Since Churchill Falls first became an issue between the province and Quebec in the 1960s, Newfoundland and Labrador has been trying to convince Ottawa to allow it to build power transmission lines through Quebec as a means to deliver hydroelectricity to lucrative U.S. markets, but with no success.
“Are we going to tell the people of Canada, or the people of Quebec, or the people of Newfoundland, you must do this — no,” Efford tells The Independent.
“The only answer I can give you today — I would be willing to be part of the discussions, but I can’t tell you, I’m not going to say that I would make sure it happens, or I could make it happen.”
Since 1972, Hydro-Quebec has gathered an estimated $23.8 billion in revenues from the sale of electricity under the infamous upper Churchill contract.
Only three per cent of the profits that Hydro Quebec has raked in — approximately $680 million — have landed in Newfoundland and Labrador coffers.

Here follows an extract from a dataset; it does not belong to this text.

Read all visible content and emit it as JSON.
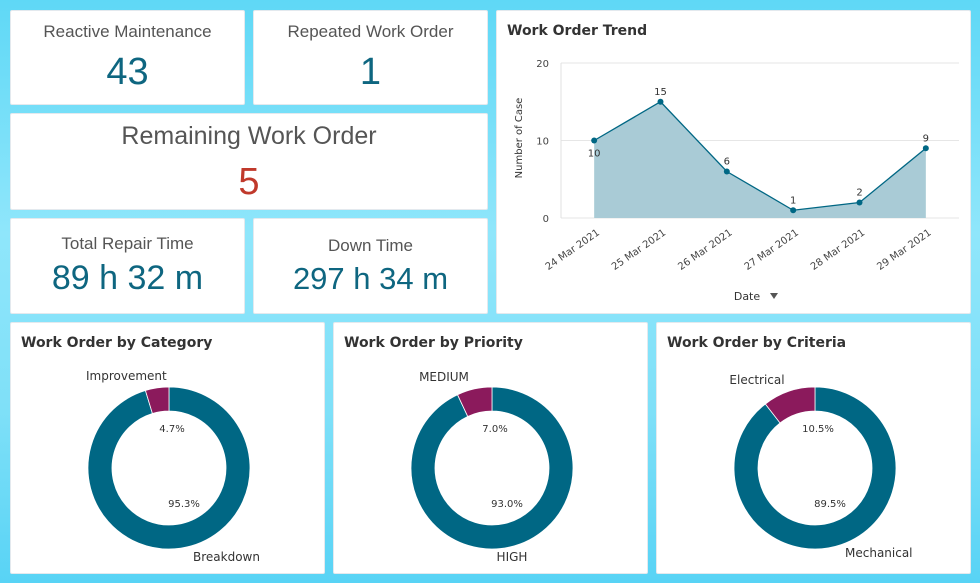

The provincial government has been criticized for signing the Upper Churchill deal in the first place, but some contend the federal government left the province with little choice because it wouldn’t step in and force the corridor through Quebec on constitutional grounds.
Clause No. 92 of the Canadian Constitution suggests the feds could force Quebec’s hand in allowing a corridor through the territory “for the general advantage of Canada or for the advantage of two or more of the provinces.”
Ontario has already expressed interest in power from the lower Churchill.
“First of all, I haven’t read the Constitution and I’d rather have to seek constitutional advice, but the last thing the federal government wants to do and I think the last thing you as a citizen want to do is to see the federal government overpower the right of Canadians in their provinces,” Efford says.
The Upper Churchill contract, which expires in 2041, is a wound that’s festered in Newfoundland and Labrador since the deal was signed — even school children know the details.
With the Lower Churchill once again on the provincial government’s to-do list, Quebec still stands in the way.
The so-called Atlantic route (across the Strait of Belle Isle, down the Northern Peninsula and across the Gulf of St. Lawrence) had been explored as a means to bypass Quebec, but critics say it would be too expensive and inefficient.
That leaves Quebec.
“… I’m willing to work with the premier and the government of Quebec (in) my capacity of Natural Resources to see what needs to be addressed,” Efford says.
At the same time, he knows there has been no shortage of premiers from this province who thought they could force a corridor through Quebec by appealing to Ottawa and using constitutional arguments.
From Joey Smallwood to Brian Peckford, they all failed to convince Ottawa.
In the 1980s, the government of then-premier Peckford tried to negotiate a deal to develop and then sell power from the lower Churchill.
The Quebec government wielded a heavy hand — as they did during negotiations over the upper Churchill — and railed against suggestions that they should allow Newfoundland to transmit power through Quebec and into the U.S. market.
The federal government refused to give Peckford, who felt the province had the constitutional right to transmit electricity through Quebec, a commitment that it would step in.
Efford says the mandate of Canada has always been to “work co-operatively” within Confederation.
The fact that Canada is facing an energy shortage could further another constitutional challenge by Newfoundland and Labrador.
“There’s such a massive shortage of power, the co-operation between the provinces needs to happen,” admits Efford.
“We don’t have a grid that connects the west to the east or even the east to central Canada and those things are under discussion.”
Hydro-Quebec’s current transmission lines that run into the United States are said to be already operating at maximum capacity. The cost to construct another line is approximately $1.7 billion.
The provincial government spent $70 million in the 1970s on construction of the Gull Island project on the lower Churchill River before the 2,000-megawatt development was put on hold due to financing and marketing problems.
The province has said that power generated from the smaller, 824-megawatt Muskrat Falls project (also on the Lower Churchill) would likely be kept for the province’s own use.